El movimiento sofocado por las balas en 1968 encontró nuevas formas de expresión en las décadas posteriores, desde los grupos guerrilleros aplastados por la guerra sucia hasta el sorpresivo Consejo Estudiantil Universitario de 1986, en el cual nació políticamente la primera mujer en gobernar el país, Claudia Sheinbaum Pardo. El espíritu de 1968 también animó al amplio frente opositor que en 1988 derrotó en las urnas al Partido Revolucionario Institucional, cuando esta formación autoritaria ya había renunciado a las banderas de justicia social con las que se legitimó por mucho tiempo. Como la protesta estudiantil de 20 años atrás, la movilización ciudadana de 1988 expresaba la resistencia de una sociedad que no estaba dispuesta a aceptar el despojo de sus derechos ni la cancelación de sus expectativas de justicia.

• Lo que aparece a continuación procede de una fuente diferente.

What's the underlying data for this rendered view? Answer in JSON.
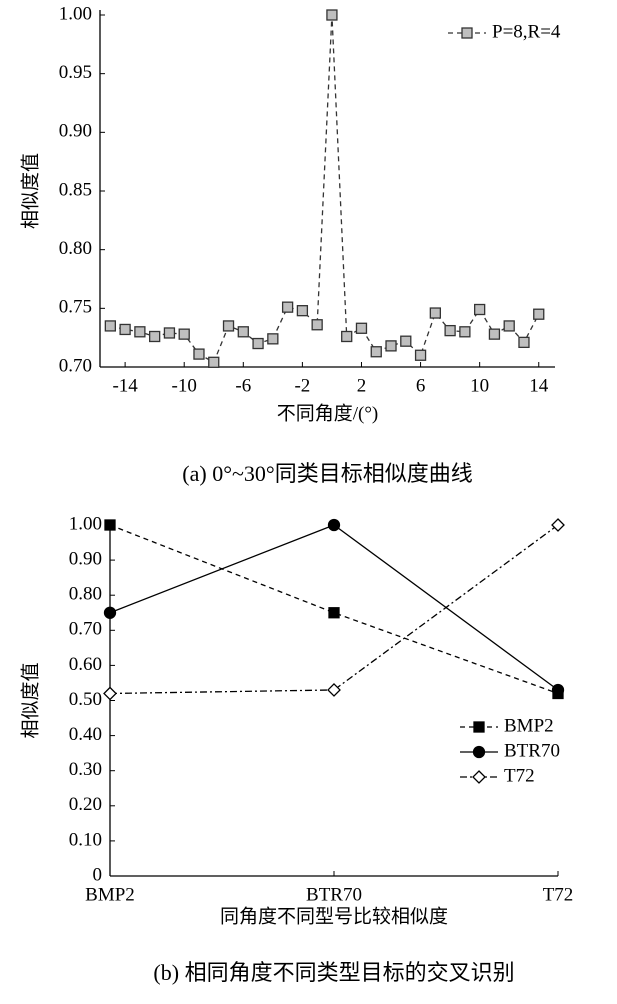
{
  "chart_data": [
    {
      "type": "line",
      "caption": "(a) 0°~30°同类目标相似度曲线",
      "x_label": "不同角度/(°)",
      "y_label": "相似度值",
      "x": [
        -15,
        -14,
        -13,
        -12,
        -11,
        -10,
        -9,
        -8,
        -7,
        -6,
        -5,
        -4,
        -3,
        -2,
        -1,
        0,
        1,
        2,
        3,
        4,
        5,
        6,
        7,
        8,
        9,
        10,
        11,
        12,
        13,
        14
      ],
      "series": [
        {
          "name": "P=8,R=4",
          "color": "#333333",
          "marker": "square",
          "marker_fill": "#bfbfbf",
          "line_style": "dashed",
          "values": [
            0.735,
            0.732,
            0.73,
            0.726,
            0.729,
            0.728,
            0.711,
            0.704,
            0.735,
            0.73,
            0.72,
            0.724,
            0.751,
            0.748,
            0.736,
            1.0,
            0.726,
            0.733,
            0.713,
            0.718,
            0.722,
            0.71,
            0.746,
            0.731,
            0.73,
            0.749,
            0.728,
            0.735,
            0.721,
            0.745
          ]
        }
      ],
      "xlim": [
        -15.7,
        15.1
      ],
      "xticks": [
        -14,
        -10,
        -6,
        -2,
        2,
        6,
        10,
        14
      ],
      "ylim": [
        0.7,
        1.0
      ],
      "yticks": [
        {
          "value": 0.7,
          "label": "0.70"
        },
        {
          "value": 0.75,
          "label": "0.75"
        },
        {
          "value": 0.8,
          "label": "0.80"
        },
        {
          "value": 0.85,
          "label": "0.85"
        },
        {
          "value": 0.9,
          "label": "0.90"
        },
        {
          "value": 0.95,
          "label": "0.95"
        },
        {
          "value": 1.0,
          "label": "1.00"
        }
      ],
      "legend": "top-right"
    },
    {
      "type": "line",
      "caption": "(b) 相同角度不同类型目标的交叉识别",
      "x_label": "同角度不同型号比较相似度",
      "y_label": "相似度值",
      "categories": [
        "BMP2",
        "BTR70",
        "T72"
      ],
      "series": [
        {
          "name": "BMP2",
          "color": "#000000",
          "marker": "square",
          "marker_fill": "#000000",
          "line_style": "dashed",
          "values": [
            1.0,
            0.75,
            0.52
          ]
        },
        {
          "name": "BTR70",
          "color": "#000000",
          "marker": "circle",
          "marker_fill": "#000000",
          "line_style": "solid",
          "values": [
            0.75,
            1.0,
            0.53
          ]
        },
        {
          "name": "T72",
          "color": "#000000",
          "marker": "diamond",
          "marker_fill": "#ffffff",
          "line_style": "dashdot",
          "values": [
            0.52,
            0.53,
            1.0
          ]
        }
      ],
      "ylim": [
        0,
        1.0
      ],
      "yticks": [
        0,
        {
          "value": 0.1,
          "label": "0.10"
        },
        {
          "value": 0.2,
          "label": "0.20"
        },
        {
          "value": 0.3,
          "label": "0.30"
        },
        {
          "value": 0.4,
          "label": "0.40"
        },
        {
          "value": 0.5,
          "label": "0.50"
        },
        {
          "value": 0.6,
          "label": "0.60"
        },
        {
          "value": 0.7,
          "label": "0.70"
        },
        {
          "value": 0.8,
          "label": "0.80"
        },
        {
          "value": 0.9,
          "label": "0.90"
        },
        {
          "value": 1.0,
          "label": "1.00"
        }
      ],
      "legend": "lower-right"
    }
  ]
}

El fraude electoral de 1988, operado por el salinismo y convalidado por el Partido Acción Nacional, abrió paso a una aciaga etapa de cogobierno entre lo peor del priísmo y la derecha desembozada. Esa simbiosis consolidó un sistema que, bajo la fachada de democracia representativa, operaba en realidad como un mecanismo de exclusión social. Se construyó un cascarón institucional adornado con órganos electorales, comisiones y tribunales presuntamente independientes, pero cuyo objetivo central no era materializar la voluntad popular, sino neutralizarla y sustituirla con la lógica de los mercados.

Ese poder tecnocrático, que se mostró incapaz de atender el reclamo social, fue en cambio sumiso ante los intereses financieros internacionales y los grandes capitales nacionales, a los cuales entregó recursos estratégicos, bienes públicos y empresas construidas con el esfuerzo de generaciones. El saldo fue una democracia de cartón, en la que se votaba con regularidad, pero las decisiones fundamentales eran tomadas por élites insensibles, corruptas y profundamente alejadas del pueblo.

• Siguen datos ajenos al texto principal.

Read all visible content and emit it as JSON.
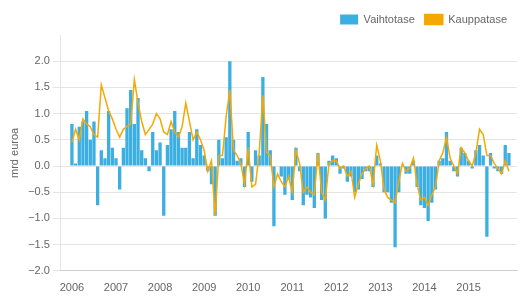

La tecnocracia volvió a recurrir al fraude electoral en 2006 para impedir la llegada de una opción de cambio. Sin embargo, el país ya no era el mismo. La sociedad, golpeada por el empobrecimiento masivo, la inseguridad desbordada y la ruptura del tejido comunitario causados por cuatro décadas de neoliberalismo, se organizó para rechazar de manera pacífica y multitudinaria a un prianismo en pleno colapso moral. En 2018 se abrió un nuevo periodo histórico en el que, con aciertos y errores, el Estado ha buscado conjugar la democracia formal con su sentido más profundo: la justicia social.

Por supuesto, la tarea está lejos de haberse cumplido y el México por el que dieron su vida los estudiantes de 1968 aún no existe plenamente. Sin embargo, a diferencia de décadas anteriores, hoy el país parece avanzar en la dirección de ese ideal en lugar de alejarse de él. Con las dificultades y contradicciones del presente, existe una oportunidad inédita para retomar las banderas de aquellos jóvenes cuya memoria sólo puede honrarse trabajando para que la justicia y la democracia sean realidades palpables para cada habitante del país.